If the team's infrastructure is exclusively or predominantly hosted on Amazon Web Services (AWS), the AWS Cloud Development Kit (AWS CDK) provides a highly integrated and idiomatic solution. AWS CDK allows the use of general-purpose languages to define infrastructure using high-level, optimized constructs specific to the AWS cloud, but it is not a viable option for multi-cloud or other non-AWS environments.
Bicep is Microsoft's dedicated, declarative language for deploying Azure resources, designed as a significant improvement over the verbose JSON of its predecessor, Azure Resource Manager (ARM) templates. While it is not a general-purpose language like Python or TypeScript, Bicep uses a clean, concise Domain Specific Language (DSL) that is simpler to read and maintain than other template formats. It offers native tooling, strong type safety, and guaranteed day-one support for all new Azure features, making it the most integrated and idiomatic Infrastructure as Code solution for teams operating exclusively in the Azure cloud.
Google Cloud Deployment Manager is GCP's native service for provisioning and managing Google Cloud resources as a single unit or "deployment." The configuration primarily relies on declarative YAML files, but for more advanced or programmatic logic—which was the strength of CDKTF—it allows users to define resources and logic using templates written in Python or Jinja2. While effective for GCP-only environments, its approach to programmatic IaC is less modern and robust than frameworks like AWS CDK or Pulumi, meaning teams migrating from CDKTF for the code-first experience may find it less powerful.
Moving from CDKTF to a cloud provider's native IaC solution (like AWS CDK, Bicep, or Deployment Manager) presents a significant trade-off. The effort involves a complete rewrite, as the team must move away from general-purpose languages (which was the CDKTF benefit) or cross-cloud constructs and adopt a platform-specific framework or DSL. This migration generates zero business value initially and requires substantial time to rewrite, test, and re-architect existing infrastructure definitions. The primary risk is intensified vendor lock-in: by abandoning a multi-cloud tool like CDKTF, the team binds its infrastructure code and engineering talent deeply to that single cloud platform's specific terminology, APIs, and roadmap, making any future move to a different cloud provider extremely difficult and prohibitively expensive.

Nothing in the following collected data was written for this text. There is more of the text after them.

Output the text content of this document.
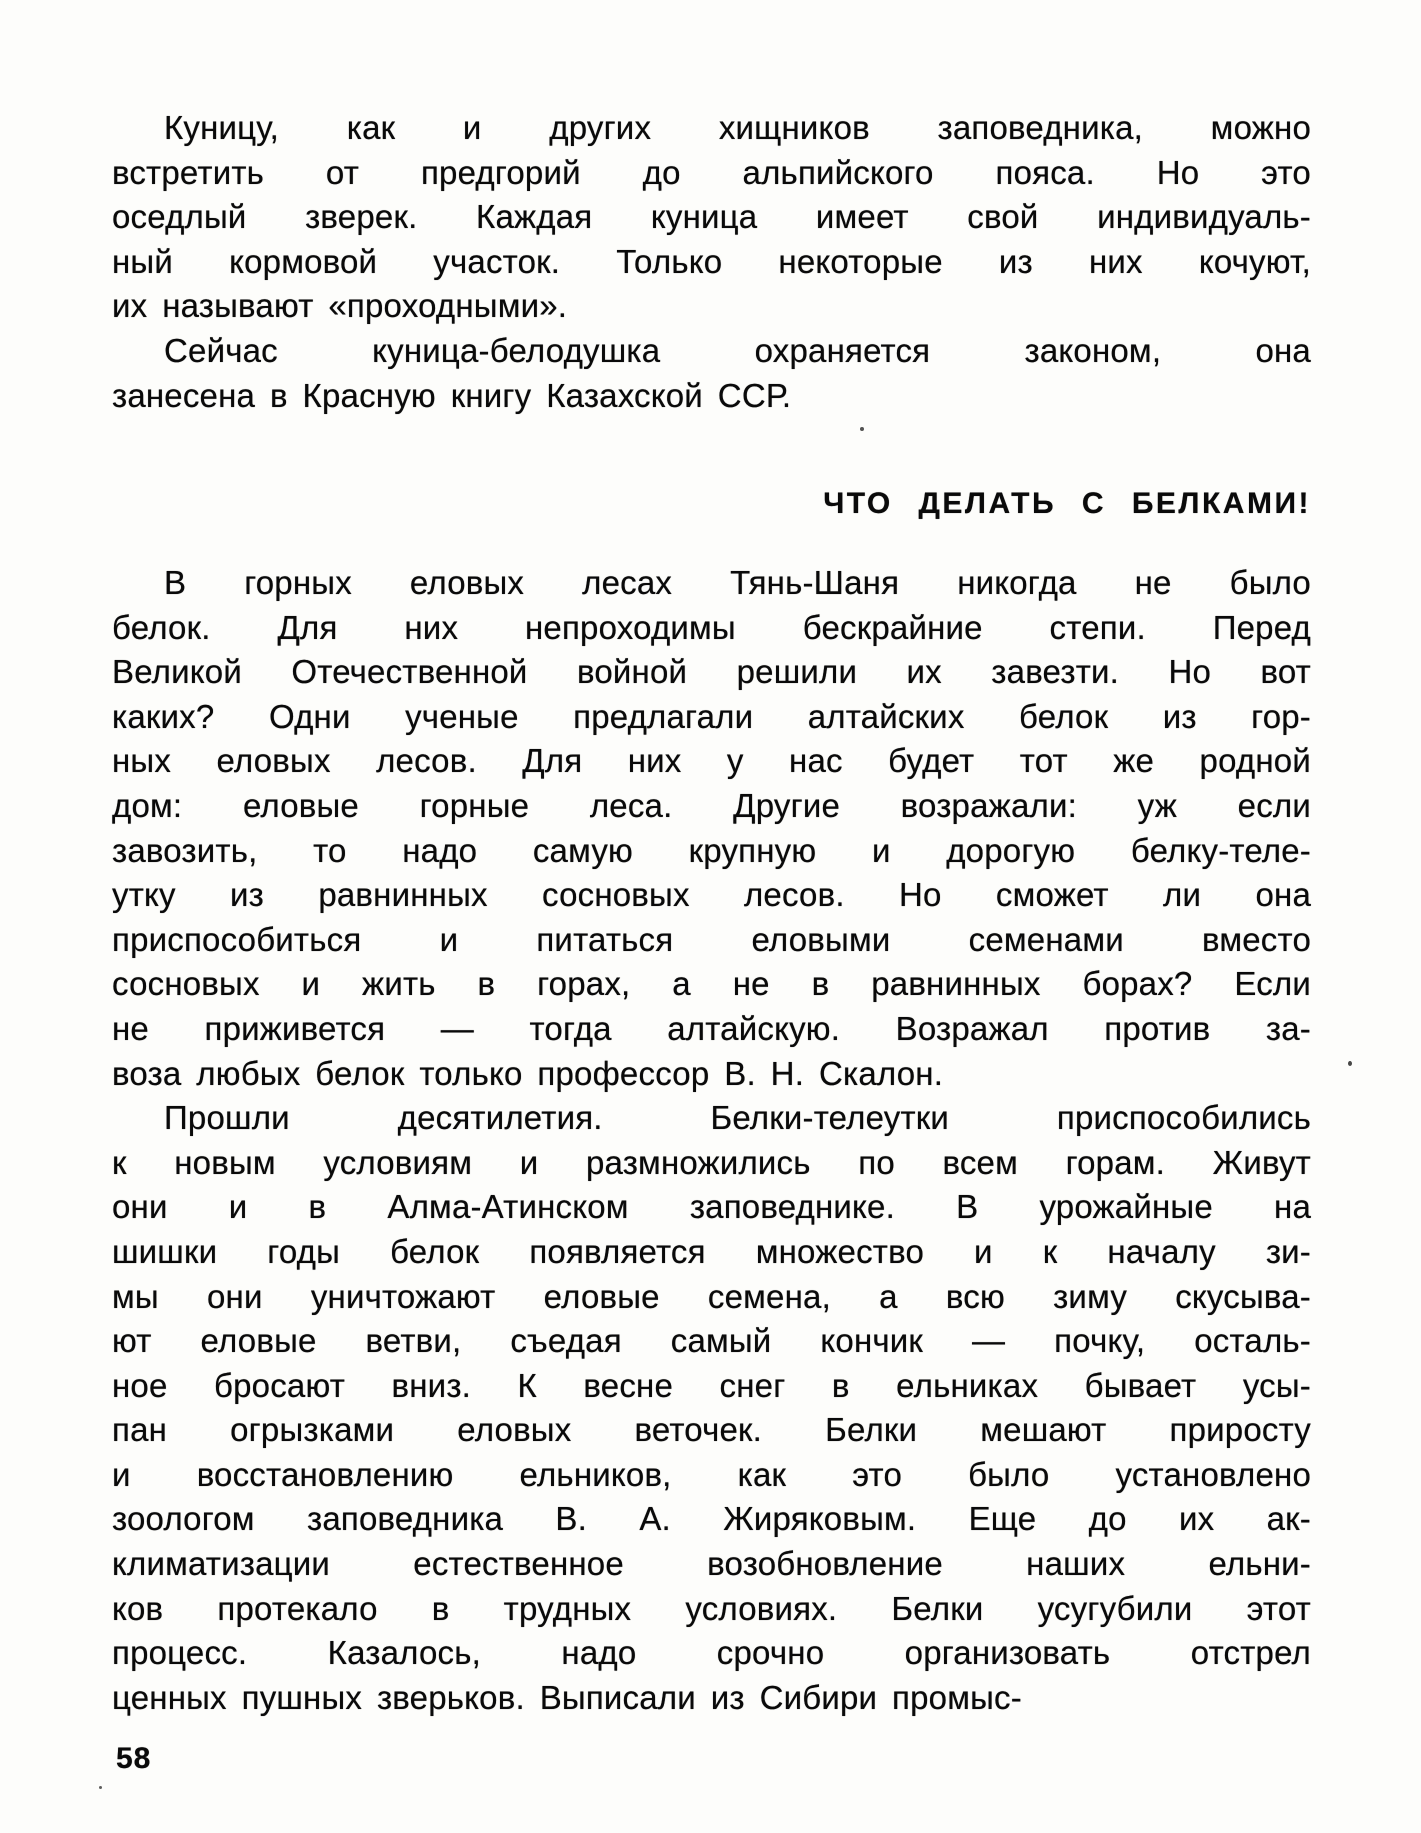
Куницу, как и других хищников заповедника, можно
встретить от предгорий до альпийского пояса. Но это
оседлый зверек. Каждая куница имеет свой индивидуаль-
ный кормовой участок. Только некоторые из них кочуют,
их называют «проходными».

Сейчас куница-белодушка охраняется законом, она
занесена в Красную книгу Казахской ССР.

ЧТО ДЕЛАТЬ С БЕЛКАМИ!

В горных еловых лесах Тянь-Шаня никогда не было
белок. Для них непроходимы бескрайние степи. Перед
Великой Отечественной войной решили их завезти. Но вот
каких? Одни ученые предлагали алтайских белок из гор-
ных еловых лесов. Для них у нас будет тот же родной
дом: еловые горные леса. Другие возражали: уж если
завозить, то надо самую крупную и дорогую белку-теле-
утку из равнинных сосновых лесов. Но сможет ли она
приспособиться и питаться еловыми семенами вместо
сосновых и жить в горах, а не в равнинных борах? Если
не приживется — тогда алтайскую. Возражал против за-
воза любых белок только профессор В. Н. Скалон.

Прошли десятилетия. Белки-телеутки приспособились
к новым условиям и размножились по всем горам. Живут
они и в Алма-Атинском заповеднике. В урожайные на
шишки годы белок появляется множество и к началу зи-
мы они уничтожают еловые семена, а всю зиму скусыва-
ют еловые ветви, съедая самый кончик — почку, осталь-
ное бросают вниз. К весне снег в ельниках бывает усы-
пан огрызками еловых веточек. Белки мешают приросту
и восстановлению ельников, как это было установлено
зоологом заповедника В. А. Жиряковым. Еще до их ак-
климатизации естественное возобновление наших ельни-
ков протекало в трудных условиях. Белки усугубили этот
процесс. Казалось, надо срочно организовать отстрел
ценных пушных зверьков. Выписали из Сибири промыс-

58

Now that CDKTF is dead, teams must strategically evaluate whether their future lies in the established stability of native declarative languages like HCL and OpenTofu, the programmatic agility of a framework like Pulumi, or the deeper integration offered by a cloud-specific tool like AWS CDK or Bicep. Each path demands a significant investment in rewriting and upskilling, meaning the best direction forward depends entirely on your organization's unique requirements for vendor independence, multi-cloud strategy, and the desired developer experience going into this next phase of Infrastructure as Code. I will probably move my personal stuff to OpenTofu. Which direction will your team take?